En önemlisi, Türkiye’de Kürt sorununu Türkiye’nin bağımsızlığı, toprak bütünlüğü ve Atatürk Devrimi temelinde çözecek olan Cumhuriyet hareketinin tarih sahnesine çıkmasıdır. Bölücülük ile cemaatçilik arasına sıkıştırılmış olan Kürt yurttaşlarımız için, artık Türkiye’nin birliği içinde özgürleşme ve çağdaşlaşma seçeneği fiilen vardır. Önümüzde Batılı emperyalistlerden çözüm beklemek yerine, Türkiye halkının bir parçası olarak hükümet olma mücadelesinin Güneydoğu’da da gelişeceğini göreceğiz.
Bu koşullarda, ABD ve İsrail adına Kürt Koridoru’nu açacak kuvvet olarak, AKP, Barzani ve PKK/PYD kalıyor. Ne var ki, Obama yönetiminin kendisi Kürt Koridoru planının gerçekçi olmadığını tartışmaya başlamıştır.
Bölgemizde bugün Suriye, Irak, İran ve Lübnan, ABD-İsrail müdahalesine karşı aynı cephede birleşmiş bulunuyorlar. Birinci ve İkinci Körfez savaşları döneminde ABD ve İsrail’in karşısında böyle bir cephe yoktu. Hatta İran, ABD’nin Irak’ı işgalini desteklemişti. Artık durum farklıdır, bölgenin millî devletleri yabancı müdahalesine karşı ortak tavır içine girdiler. Rusya ve Çin sağlam cephe gerisini oluşturdu. Batı Asya’da oluşan direnme mevzisi, Venezuela ve Brezilya’dan Hindistan ve Vietnam’a kadar uzanan çok geniş bir uluslararası desteğe sahip.
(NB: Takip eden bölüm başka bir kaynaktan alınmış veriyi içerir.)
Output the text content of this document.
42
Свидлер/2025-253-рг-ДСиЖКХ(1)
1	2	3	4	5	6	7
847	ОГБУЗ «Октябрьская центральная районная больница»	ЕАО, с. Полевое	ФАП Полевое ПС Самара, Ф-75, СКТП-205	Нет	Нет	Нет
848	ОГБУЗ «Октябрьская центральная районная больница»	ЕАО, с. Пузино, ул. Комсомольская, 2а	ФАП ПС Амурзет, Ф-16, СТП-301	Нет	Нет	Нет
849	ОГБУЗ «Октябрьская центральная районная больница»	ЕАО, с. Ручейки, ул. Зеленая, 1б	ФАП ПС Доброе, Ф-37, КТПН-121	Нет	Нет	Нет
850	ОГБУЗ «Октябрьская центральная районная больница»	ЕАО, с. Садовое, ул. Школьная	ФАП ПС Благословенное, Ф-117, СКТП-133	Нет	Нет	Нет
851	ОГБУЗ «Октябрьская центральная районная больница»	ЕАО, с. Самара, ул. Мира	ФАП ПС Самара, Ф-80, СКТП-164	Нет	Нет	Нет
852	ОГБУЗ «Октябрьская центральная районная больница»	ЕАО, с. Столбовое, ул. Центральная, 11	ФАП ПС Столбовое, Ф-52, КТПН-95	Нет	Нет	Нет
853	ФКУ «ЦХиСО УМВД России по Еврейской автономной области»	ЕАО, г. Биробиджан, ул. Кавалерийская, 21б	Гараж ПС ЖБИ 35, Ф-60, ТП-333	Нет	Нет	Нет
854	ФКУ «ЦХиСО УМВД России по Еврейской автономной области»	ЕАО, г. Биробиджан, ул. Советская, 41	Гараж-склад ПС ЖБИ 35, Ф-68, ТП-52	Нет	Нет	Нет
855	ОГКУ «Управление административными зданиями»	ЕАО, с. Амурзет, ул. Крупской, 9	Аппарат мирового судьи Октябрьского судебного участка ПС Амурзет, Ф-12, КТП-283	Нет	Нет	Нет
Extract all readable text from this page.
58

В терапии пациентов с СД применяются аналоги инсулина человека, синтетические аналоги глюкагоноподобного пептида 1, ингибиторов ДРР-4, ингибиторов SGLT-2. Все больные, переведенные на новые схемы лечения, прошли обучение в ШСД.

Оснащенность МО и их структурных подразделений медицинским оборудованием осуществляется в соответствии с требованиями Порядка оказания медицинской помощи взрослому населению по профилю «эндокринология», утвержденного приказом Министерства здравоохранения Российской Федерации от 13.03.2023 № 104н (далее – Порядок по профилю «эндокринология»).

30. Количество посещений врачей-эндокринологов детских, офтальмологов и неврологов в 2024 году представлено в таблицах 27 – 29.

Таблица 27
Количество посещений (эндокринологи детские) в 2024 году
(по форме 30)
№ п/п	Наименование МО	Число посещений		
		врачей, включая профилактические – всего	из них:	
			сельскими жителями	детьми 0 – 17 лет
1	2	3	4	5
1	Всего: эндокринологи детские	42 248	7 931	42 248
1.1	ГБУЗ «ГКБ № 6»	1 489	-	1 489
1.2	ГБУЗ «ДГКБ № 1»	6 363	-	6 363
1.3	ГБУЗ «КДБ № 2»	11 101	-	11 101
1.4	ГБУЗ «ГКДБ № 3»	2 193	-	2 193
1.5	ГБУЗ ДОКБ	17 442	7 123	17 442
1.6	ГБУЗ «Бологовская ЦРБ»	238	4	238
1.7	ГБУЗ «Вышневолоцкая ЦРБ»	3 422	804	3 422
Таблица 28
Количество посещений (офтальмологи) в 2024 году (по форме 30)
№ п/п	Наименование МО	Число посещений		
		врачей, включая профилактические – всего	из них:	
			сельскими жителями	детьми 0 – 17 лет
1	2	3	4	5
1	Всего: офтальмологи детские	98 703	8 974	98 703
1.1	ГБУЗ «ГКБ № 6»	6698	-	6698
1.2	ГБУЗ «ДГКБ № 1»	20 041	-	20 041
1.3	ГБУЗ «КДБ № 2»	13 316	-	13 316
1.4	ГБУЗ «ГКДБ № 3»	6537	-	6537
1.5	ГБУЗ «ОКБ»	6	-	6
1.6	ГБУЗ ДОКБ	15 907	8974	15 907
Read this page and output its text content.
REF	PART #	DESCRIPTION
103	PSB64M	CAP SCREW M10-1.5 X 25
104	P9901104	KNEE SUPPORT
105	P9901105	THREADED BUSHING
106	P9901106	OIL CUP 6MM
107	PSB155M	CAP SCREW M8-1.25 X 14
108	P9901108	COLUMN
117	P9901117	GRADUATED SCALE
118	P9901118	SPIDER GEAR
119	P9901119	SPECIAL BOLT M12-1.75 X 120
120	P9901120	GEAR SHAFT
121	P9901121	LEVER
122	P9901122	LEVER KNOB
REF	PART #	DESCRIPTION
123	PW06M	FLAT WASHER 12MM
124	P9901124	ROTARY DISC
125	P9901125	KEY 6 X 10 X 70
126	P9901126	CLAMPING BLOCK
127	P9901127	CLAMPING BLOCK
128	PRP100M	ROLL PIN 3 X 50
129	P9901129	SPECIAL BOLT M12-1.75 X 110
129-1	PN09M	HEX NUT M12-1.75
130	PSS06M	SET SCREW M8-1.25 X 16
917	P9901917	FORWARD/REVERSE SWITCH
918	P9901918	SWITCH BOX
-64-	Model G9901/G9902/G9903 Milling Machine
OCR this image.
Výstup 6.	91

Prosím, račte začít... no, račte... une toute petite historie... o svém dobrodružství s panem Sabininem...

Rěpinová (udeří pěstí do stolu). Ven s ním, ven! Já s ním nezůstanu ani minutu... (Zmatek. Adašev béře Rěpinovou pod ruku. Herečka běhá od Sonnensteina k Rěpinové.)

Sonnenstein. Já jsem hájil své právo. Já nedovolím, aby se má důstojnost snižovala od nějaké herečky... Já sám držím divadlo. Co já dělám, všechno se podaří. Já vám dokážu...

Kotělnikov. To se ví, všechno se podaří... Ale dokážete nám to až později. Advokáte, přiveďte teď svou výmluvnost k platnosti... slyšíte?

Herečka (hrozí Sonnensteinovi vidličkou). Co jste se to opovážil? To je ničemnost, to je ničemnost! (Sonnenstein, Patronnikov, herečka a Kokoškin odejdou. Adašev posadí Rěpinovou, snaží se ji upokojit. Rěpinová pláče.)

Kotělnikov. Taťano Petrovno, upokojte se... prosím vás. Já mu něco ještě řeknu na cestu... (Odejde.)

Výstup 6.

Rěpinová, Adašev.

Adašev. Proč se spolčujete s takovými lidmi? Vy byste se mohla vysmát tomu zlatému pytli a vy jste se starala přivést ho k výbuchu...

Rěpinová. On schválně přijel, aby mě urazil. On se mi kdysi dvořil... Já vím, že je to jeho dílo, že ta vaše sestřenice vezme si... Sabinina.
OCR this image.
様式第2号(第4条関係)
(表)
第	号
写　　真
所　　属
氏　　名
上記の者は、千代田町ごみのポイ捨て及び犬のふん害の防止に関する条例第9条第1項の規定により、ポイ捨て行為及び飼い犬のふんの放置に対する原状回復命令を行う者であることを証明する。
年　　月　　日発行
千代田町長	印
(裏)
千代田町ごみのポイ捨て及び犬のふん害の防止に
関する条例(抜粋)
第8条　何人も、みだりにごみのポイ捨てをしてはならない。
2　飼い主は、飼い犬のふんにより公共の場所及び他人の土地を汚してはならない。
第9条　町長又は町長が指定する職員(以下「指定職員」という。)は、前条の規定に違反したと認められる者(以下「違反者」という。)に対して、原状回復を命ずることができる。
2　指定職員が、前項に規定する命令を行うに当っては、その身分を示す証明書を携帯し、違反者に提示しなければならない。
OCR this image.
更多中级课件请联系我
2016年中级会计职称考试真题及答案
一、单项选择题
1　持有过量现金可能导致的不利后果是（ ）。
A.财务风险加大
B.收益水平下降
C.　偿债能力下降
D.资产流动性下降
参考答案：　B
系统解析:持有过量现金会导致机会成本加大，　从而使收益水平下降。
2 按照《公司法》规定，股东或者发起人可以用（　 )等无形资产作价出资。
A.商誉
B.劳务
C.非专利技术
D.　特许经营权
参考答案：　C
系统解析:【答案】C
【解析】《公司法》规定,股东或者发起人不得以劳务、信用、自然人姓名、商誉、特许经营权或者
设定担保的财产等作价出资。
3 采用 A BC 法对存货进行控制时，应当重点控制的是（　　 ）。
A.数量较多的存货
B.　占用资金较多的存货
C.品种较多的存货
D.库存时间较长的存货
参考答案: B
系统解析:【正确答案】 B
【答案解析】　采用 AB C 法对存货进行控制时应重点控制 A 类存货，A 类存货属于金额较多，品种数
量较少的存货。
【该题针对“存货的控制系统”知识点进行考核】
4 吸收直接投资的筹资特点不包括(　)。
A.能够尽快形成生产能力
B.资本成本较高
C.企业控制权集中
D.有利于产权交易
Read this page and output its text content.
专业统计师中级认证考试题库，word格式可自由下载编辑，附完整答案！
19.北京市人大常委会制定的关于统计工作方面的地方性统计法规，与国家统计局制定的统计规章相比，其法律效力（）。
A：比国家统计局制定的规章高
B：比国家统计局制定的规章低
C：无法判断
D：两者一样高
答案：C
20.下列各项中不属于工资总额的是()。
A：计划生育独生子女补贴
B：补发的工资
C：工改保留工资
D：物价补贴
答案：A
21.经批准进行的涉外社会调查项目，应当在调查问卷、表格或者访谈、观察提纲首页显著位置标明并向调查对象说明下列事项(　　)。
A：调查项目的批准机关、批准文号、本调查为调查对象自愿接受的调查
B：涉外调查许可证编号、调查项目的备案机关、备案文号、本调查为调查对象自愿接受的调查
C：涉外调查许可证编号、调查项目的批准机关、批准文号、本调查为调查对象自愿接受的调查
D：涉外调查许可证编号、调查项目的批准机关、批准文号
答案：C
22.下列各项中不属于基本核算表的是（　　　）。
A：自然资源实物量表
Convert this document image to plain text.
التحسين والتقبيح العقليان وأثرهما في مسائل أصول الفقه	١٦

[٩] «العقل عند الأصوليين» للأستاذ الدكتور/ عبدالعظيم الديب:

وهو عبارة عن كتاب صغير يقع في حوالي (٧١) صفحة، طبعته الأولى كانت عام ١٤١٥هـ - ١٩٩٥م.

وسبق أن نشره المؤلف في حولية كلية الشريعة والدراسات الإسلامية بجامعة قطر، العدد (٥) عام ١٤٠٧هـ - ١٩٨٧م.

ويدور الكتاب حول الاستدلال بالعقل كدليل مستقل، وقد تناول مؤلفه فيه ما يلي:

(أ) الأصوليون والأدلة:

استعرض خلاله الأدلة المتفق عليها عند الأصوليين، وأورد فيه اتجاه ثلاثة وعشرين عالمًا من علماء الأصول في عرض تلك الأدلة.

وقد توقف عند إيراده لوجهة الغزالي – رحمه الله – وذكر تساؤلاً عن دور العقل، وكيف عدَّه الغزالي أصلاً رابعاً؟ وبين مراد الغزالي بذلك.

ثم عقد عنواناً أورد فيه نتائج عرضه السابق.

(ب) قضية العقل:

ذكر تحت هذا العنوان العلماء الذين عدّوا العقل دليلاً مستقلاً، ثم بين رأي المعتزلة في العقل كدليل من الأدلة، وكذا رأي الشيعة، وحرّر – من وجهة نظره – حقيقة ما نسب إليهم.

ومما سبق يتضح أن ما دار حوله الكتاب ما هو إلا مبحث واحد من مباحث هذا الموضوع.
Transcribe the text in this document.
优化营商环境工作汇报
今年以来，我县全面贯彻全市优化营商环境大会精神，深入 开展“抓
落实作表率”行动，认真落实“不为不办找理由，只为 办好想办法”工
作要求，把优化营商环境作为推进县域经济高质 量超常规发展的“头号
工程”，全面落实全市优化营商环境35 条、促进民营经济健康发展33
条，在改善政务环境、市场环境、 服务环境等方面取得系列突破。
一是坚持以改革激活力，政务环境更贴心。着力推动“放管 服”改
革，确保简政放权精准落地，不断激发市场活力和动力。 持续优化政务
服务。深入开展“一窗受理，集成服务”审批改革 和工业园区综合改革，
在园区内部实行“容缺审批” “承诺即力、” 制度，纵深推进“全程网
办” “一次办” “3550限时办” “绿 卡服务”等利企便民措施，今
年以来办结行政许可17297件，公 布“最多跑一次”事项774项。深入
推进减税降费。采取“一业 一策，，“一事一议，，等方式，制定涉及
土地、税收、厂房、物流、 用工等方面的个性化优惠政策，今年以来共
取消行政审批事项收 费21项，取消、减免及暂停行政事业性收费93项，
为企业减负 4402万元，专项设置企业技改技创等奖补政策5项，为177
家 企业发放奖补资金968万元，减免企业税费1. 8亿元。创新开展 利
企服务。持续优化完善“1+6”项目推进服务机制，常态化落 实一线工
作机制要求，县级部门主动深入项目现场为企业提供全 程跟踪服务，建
10. AKP İktidarı Çöken Senaryonun Oyuncusu
Bugün Türkiye’de Tayyip Erdoğan iktidarı, hâlâ ABD-İsrail’in Kürt senaryosu içindedir. Büyük Şehir Yasası, Anadille Savunma Yasası, Özerklik planları, Anayasadan Türk milletinin silinmesi gibi girişimler, hep arkada kalan dönemin uygulamalarıdır. AKP, çöken seçeneğin peşinden koşmaya devam ediyor. Oysa bu senaryo artık geçerli değildir. Bölünme süreci sona ermiştir, bundan sonra gelişme birlik yönünde olacaktır. Irak’ı bölmek için Türkiye’nin tepesine oturtulan AKP iktidarı Suriye’yi bölememiştir ve Türkiye’yi de bölemeyecektir. Bu nedenle devrini doldurmuştur.
Bu tablo içinde PKK’nın bölünmesi kaçınılmazdır. PKK, 1991 Körfez Savaşı’ndan sonra ABD planları içinde rol üstlenerek silahlı mücadele yürüttü. Irak’ın bölünmesi, PKK’ya güç kazandırdı. Şimdi Irak’ın bütünlüğü yeniden gündemdedir ve ABD’nin Büyük Ortadoğu Projesi çıkmaza girmiştir. PKK’yı besleyen zemin daralacaktır. Daha önemlisi, Türkiye’de ABD emperyalizmine karşı mücadele yükseliyor ve Kürt yurttaşlarımızı da hızla kucaklayacaktır. PKK, çıkmaza giren ABD-İsrail senaryosu ile Türkiye’nin millî-demokratik devrimi arasında bölünecektir.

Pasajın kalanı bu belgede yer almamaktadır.